Я глянул на свои руки — они почти сливались цветом с морёной древесиной стола. Этот контраст показался ещё более пугающим, когда рядом очутилась белая чашка. Её принесла официантка вместе с обещанным чаем.
Крис снова бегло оглядел её, проводил глазами в спину, потом спросил:
— Как тебе?
— Что?
— Официантка как тебе?
— Милая… Да, я бы сказал милая, — осторожно ответил я, не совсем понимая, к чему он клонит.

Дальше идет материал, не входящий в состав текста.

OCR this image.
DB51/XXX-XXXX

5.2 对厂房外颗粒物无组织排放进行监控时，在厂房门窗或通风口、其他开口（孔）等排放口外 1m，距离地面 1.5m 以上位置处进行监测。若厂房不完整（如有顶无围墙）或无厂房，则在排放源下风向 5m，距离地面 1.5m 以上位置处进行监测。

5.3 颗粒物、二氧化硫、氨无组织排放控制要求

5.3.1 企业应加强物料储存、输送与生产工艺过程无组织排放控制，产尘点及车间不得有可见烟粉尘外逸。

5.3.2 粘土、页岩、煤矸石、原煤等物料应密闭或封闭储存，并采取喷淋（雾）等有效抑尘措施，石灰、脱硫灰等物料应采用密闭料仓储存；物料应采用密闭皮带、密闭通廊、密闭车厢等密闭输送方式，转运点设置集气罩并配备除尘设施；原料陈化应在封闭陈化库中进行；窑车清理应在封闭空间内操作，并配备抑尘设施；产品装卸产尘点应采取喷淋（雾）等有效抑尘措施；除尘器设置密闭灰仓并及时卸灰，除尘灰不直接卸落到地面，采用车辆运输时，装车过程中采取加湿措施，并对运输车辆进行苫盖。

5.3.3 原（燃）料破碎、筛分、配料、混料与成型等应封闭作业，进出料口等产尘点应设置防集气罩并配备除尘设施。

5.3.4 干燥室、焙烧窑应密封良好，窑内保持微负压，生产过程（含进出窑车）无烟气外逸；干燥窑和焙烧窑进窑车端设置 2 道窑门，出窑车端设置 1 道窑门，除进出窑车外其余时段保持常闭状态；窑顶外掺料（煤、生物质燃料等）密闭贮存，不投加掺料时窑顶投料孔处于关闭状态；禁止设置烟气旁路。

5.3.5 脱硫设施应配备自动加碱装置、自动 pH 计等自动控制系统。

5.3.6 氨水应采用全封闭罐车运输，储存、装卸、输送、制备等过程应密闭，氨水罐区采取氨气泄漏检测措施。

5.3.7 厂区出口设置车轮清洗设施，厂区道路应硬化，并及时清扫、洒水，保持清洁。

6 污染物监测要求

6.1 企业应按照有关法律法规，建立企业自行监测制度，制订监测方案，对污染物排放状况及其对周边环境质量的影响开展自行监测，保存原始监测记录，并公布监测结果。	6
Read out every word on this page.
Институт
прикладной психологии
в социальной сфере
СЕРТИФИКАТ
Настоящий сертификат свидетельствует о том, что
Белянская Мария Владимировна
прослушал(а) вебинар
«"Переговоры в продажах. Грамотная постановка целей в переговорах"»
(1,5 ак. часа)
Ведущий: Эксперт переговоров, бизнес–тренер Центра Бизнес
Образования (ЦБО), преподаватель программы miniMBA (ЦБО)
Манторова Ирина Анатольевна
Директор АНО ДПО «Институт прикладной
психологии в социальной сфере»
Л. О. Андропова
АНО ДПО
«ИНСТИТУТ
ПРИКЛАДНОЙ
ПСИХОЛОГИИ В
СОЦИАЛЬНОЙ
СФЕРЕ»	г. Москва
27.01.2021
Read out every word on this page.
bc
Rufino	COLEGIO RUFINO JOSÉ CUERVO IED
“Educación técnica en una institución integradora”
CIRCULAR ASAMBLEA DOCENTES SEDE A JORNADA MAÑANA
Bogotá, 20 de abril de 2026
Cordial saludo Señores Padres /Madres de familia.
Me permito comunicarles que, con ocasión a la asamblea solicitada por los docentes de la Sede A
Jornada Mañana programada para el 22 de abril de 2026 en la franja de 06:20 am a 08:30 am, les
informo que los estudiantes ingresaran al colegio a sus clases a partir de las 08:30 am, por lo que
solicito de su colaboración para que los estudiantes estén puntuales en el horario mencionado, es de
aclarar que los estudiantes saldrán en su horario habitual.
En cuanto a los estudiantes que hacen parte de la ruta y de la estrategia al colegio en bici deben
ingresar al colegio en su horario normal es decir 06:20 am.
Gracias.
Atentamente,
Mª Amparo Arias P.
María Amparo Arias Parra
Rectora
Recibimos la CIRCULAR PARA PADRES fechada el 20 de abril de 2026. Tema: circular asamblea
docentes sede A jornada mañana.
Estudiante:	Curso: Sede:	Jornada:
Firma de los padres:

Крис довольно показал мне зубы:
— Спорим на пятерку, что у этой девчонки кое-что имеется? Кое-что не девчачье.
— Не неси чушь.
— А ты проверь, — подначивал Крис с тем молодым усердием, какое прилагают подростки, чтобы вынудить знакомого паиньку на ужасную глупость. — Давай, иди проверь. Предложи ей четвертак — ни за что не откажет. Только если я окажусь прав, ты ещё мне должен останешься. Ну, а если прав ты — и кайфанешь бесплатно, и заработаешь.
— Пятеркой ты меня не соблазнишь, — засмеялся я.
— Она больше не стоит. И так предложил вдвое больше.
— Не пойму, чего ты так печёшься обо мне.
— Не о тебе, Джей. А о нас. Что зря сидеть дожидаться смерти, если ещё не попробовал всего в жизни. Ну, если не хочешь, я сам её спрошу.
— Бога ради, не надо! — я поспешил заткнуть Криса, но он уже драл глотку на всё кафе.
Официантка вернулась с опущенными ресницами. Она работала у Сэма недавно и наверняка боялась, что гость решил её отчитать. К нашему столику она приблизилась, будто бы похудев ещё килограмм на пять.
— Да, сэр? — шепнула она.
— Крис, нет! — я прикрикнул на своего приятеля, а девушка шарахнулась в испуге как от ударной волны.
— Спокойно, парень. Чего ты всех пугаешь?
— Я пугаю?!
— Заткнись.
Навалившись плечом на деревянное ограждение, Крис с ухмылочкой разглядывал официантку, которая покорно сложила ладошки на груди и ждала своей участи. Крис притопывал одной ногой, широко раскинув колени, и девушка непроизвольно останавливала взгляд на том месте, где сходились брючины его шорт, но мгновенно заставляла себя моргнуть и увести глаза в пол. Она краснела как лампочка прикуривателя, а Крис наслаждался её неловким положением.